Other role plays I had to play this week: prentend to diarrhea and vomit my brains out in front of restaurant and meat owners in a charla about food preparation and being an abused housewife in a charla about domestic violence. Who knew the acting skills would blossom in peace corps?
One of the best things about the trip was just to finally get to travel and see more of the beautiful countryside. On our way to the second town, we had time to visit these hot springs perched in the middle of these amazing mountains and relaxed for an hour after days of hard work. The second town visited was in Quiche, much smaller and pleasantly propped in a valley with a recently cleaned out lagoon. Among a number of poppin` events, we gave a taller on HIV, gave handwashing charlas to school kids, another charla to food vendors, visited a filthy chicken slaughter house, a water treatment plant, soccer game, watched High School Music 3 in Spanish (yes, the highlight of our saturday night), became violently ill one day and shit the worst diarrhea I`ve had in my life. Wicked experience of the trip: Teaching women from a poor rural village high up in the mountains how to cook spaghetti with protemas, a much cheaper soy substitute for carne. The women and children were absolutely openhearted to us and as I sat there looking at the amazing view on top of the world I thought to myself holy crap, this is what I get to do for the next two years. So what the dollar signs are few, the only green I need lies here high upon the mountains.

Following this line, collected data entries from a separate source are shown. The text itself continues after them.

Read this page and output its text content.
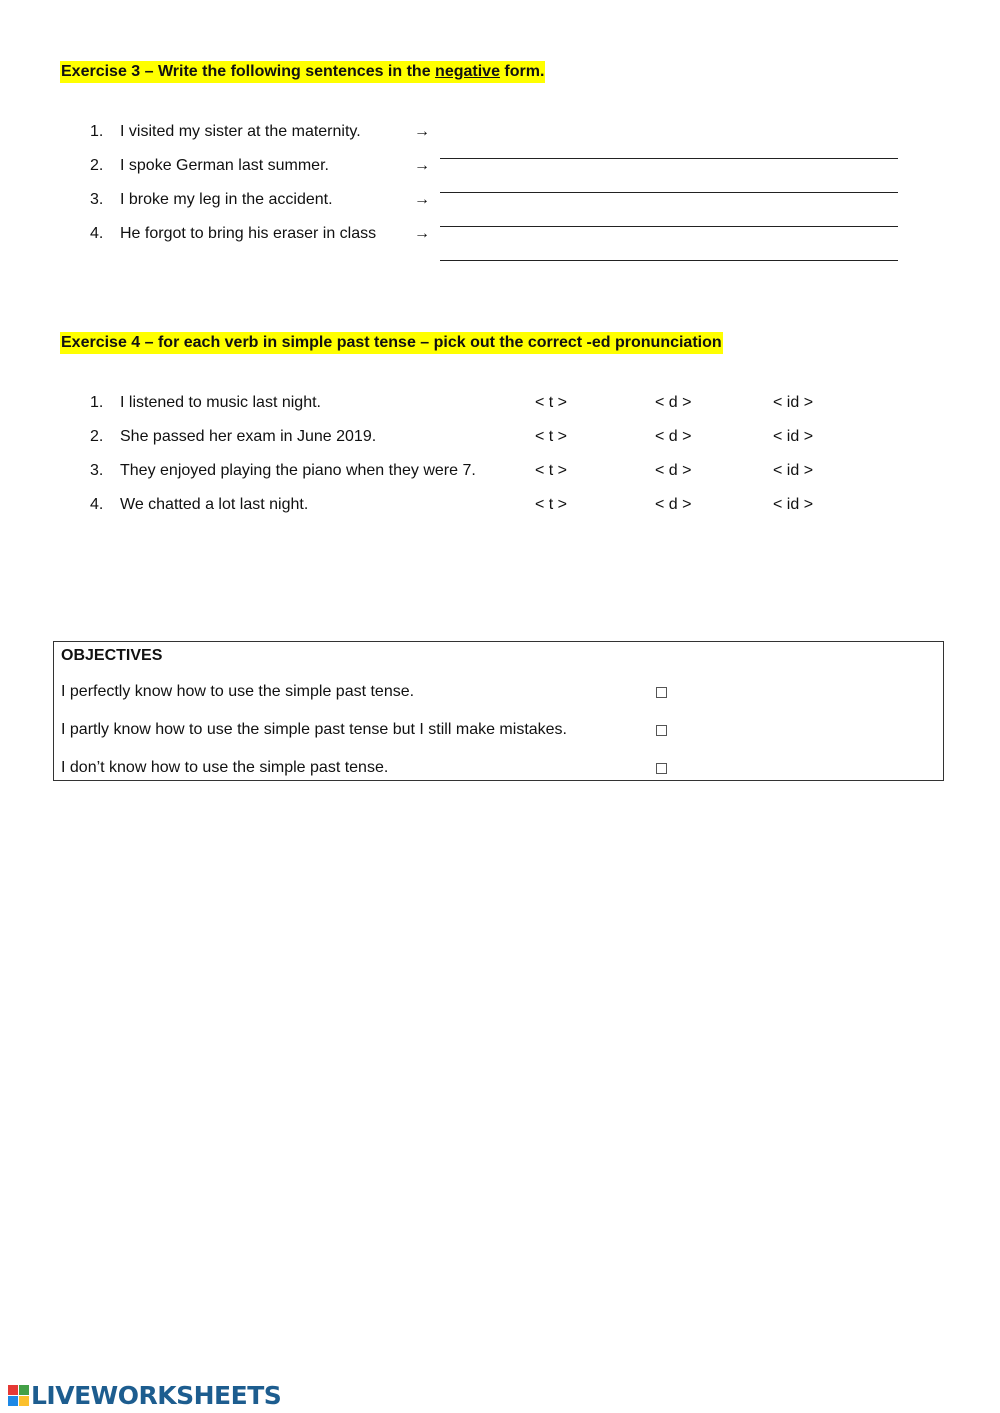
Exercise 3 – Write the following sentences in the negative form.
1.	I visited my sister at the maternity.	→
2.	I spoke German last summer.	→
3.	I broke my leg in the accident.	→
4.	He forgot to bring his eraser in class →
Exercise 4 – for each verb in simple past tense – pick out the correct -ed pronunciation
1.	I listened to music last night.	< t >	< d >	< id >
2.	She passed her exam in June 2019.	< t >	< d >	< id >
3.	They enjoyed playing the piano when they were 7.	< t >	< d >	< id >
4.	We chatted a lot last night.	< t >	< d >	< id >
OBJECTIVES
I perfectly know how to use the simple past tense.
I partly know how to use the simple past tense but I still make mistakes.
I don’t know how to use the simple past tense.
LIVEWORKSHEETS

And on the homefront, we arrived back just in time for my town`s feria celebrating SA`s patron saint, which are 5 days of the town turning into a fair ground, fireworks (ive been wide-eyed since 4am due to bombas), with drunks, concerts, games, live bull runs, a ferris wheel, funny and innapropriate songs such as `I like to move it, move it` and `dont want no short d×××× man.` Lots of fun right? But fun complicates work when the municipality is shut down and we are running around trying to find other groups for our HIV taller because school is out early due to the pig flu.
Long story short: Chaos- It`s just another day in Guate.